If you’re not aware of it, I’d like to draw your attention to a publication of the Treasury Department, the Financial Report of the U. S. Government for 2012. It makes for sobering reading, particularly the projections part beginning around page 136. I find their assumptions of roughly 5% nominal growth, more than 2% real growth, and 5% Medicare spending growth per recipient unduly rosy. Even with those assumptions Treasury characterizes the situation as “unsustainable”:
The projections in this Report indicate that current policy is not sustainable. The debt-to-GDP ratio is projected to reach 395 percent in 2087 and to rise continuously thereafter.
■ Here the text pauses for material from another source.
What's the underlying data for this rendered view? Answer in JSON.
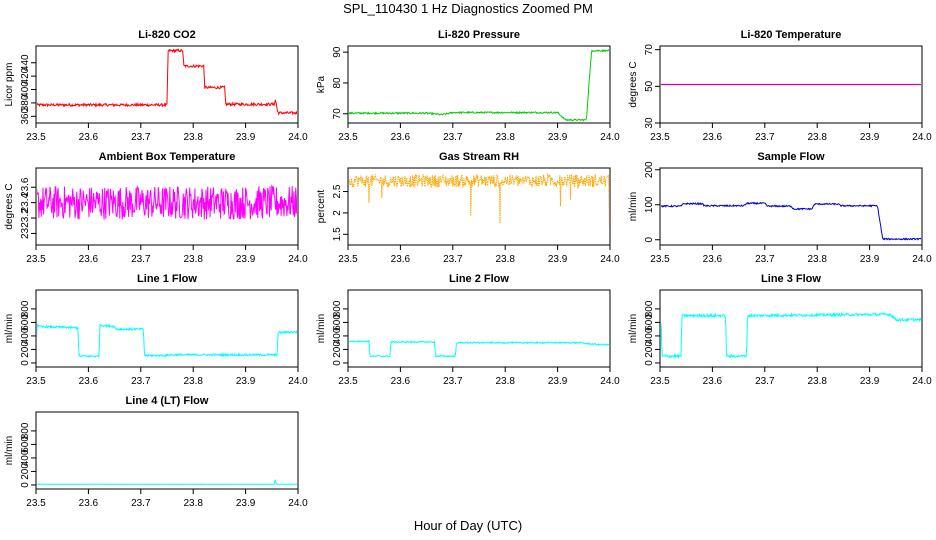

Preventing the debt-to-GDP ratio from rising over the next 75 years is estimated to require some combination of spending reductions and revenue increases that amount to 2.7 percent of GDP over the period. While this estimate of the “75-year fiscal gap” is highly uncertain, current fiscal policies cannot be sustained indefinitely.
It is important to address the Government’s fiscal imbalances soon. Delaying action increases the magnitude of spending reductions and/or revenue increases necessary to stabilize the debt-to-GDP ratio. Relative to a reform that begins immediately, for example, it is estimated that the magnitude of reforms necessary to close the 75-year fiscal gap is nearly 20 percent larger if reforms are delayed by just ten years, and more than 50 percent larger if reform is delayed 20 years.
I might add that increasing the tax rates is hard enough but increasing the effective rates is something else again.
My general feeling from the report is that Treasury also assumes an abandoning of Keynesian “pump-priming” in reaction to economic downturns, an assumption I find unrealistic in the extreme. I may post more on that aspect later.